Uno stile inconfondibile, una carriera che spazia tra moda, pubblicità, reportage, ritratti.
La fotografia di Toni Thorimbert è unica: intensa e diretta, capace di catturare l’essenza e la personalità dei suoi soggetti senza troppi fronzoli. Oggi ci ha accolti nel suo studio e ci ha raccontato un po’ di lui.

Cosa ti ispira?
Ogni gesto di altruismo disinteressato.
Chi è il tuo maestro?
Lao Tse, ma non lo ascolto quasi mai.

Qual è stata la tua prima macchina fotografica?
Una scatola da scarpe con un forellino.
Una foto a cui sei molto legato e che ti definisce?
1973, avevo 17 anni. Scattai a Pioltello il ritratto di un bambino di strada che considero il mio “alter ego”.

Perché la scelta del bianco e nero?
Bhe, non sempre, non comunque. Però, certo, meno sbatti, più astratto.
Come coniughi la tua passione per i cavalli e il motociclismo?
Montare a cavallo ti apre alla relazione con “l’altro da te”, (piuttosto utile nella fotografia di ritratto, tra l’altro), correre in moto ti fa capire chi sei e quali sono i tuoi limiti. Per davvero però, non così, tanto per dire.

A quanti anni hai scattato la tua prima foto e hai deciso di farne il tuo lavoro?
A 17 anni. Faccio il conto: 51 anni fa.
Preferisci il giorno o la notte?
Oggi, il giorno, una volta la notte, mai la mattina.

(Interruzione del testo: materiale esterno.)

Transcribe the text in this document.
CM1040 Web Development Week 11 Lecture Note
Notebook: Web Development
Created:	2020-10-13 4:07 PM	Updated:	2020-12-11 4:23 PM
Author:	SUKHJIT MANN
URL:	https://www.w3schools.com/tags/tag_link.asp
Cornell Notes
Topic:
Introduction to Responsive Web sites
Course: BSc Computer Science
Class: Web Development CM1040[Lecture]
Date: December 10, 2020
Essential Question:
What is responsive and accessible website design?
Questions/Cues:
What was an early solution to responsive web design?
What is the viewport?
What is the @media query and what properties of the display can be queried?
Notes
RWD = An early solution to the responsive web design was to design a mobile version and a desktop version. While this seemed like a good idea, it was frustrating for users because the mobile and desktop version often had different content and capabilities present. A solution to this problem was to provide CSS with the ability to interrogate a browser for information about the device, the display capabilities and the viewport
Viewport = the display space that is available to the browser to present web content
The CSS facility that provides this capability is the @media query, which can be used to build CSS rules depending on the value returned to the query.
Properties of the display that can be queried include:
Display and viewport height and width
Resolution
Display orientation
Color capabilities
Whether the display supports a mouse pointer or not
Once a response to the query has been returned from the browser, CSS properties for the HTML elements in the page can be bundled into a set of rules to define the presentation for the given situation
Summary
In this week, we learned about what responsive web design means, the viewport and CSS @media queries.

Quali sono i luoghi dove passi il tempo a Milano?
Studio – casa – casa -studio – casa – studio – studio – casa. Poi fuggo in campagna.
Dove andresti con il cavallo a Milano?
Onestamente, da nessuna parte, ma se proprio devo, una galoppata ventre a terra da una porta all’altra di San Siro.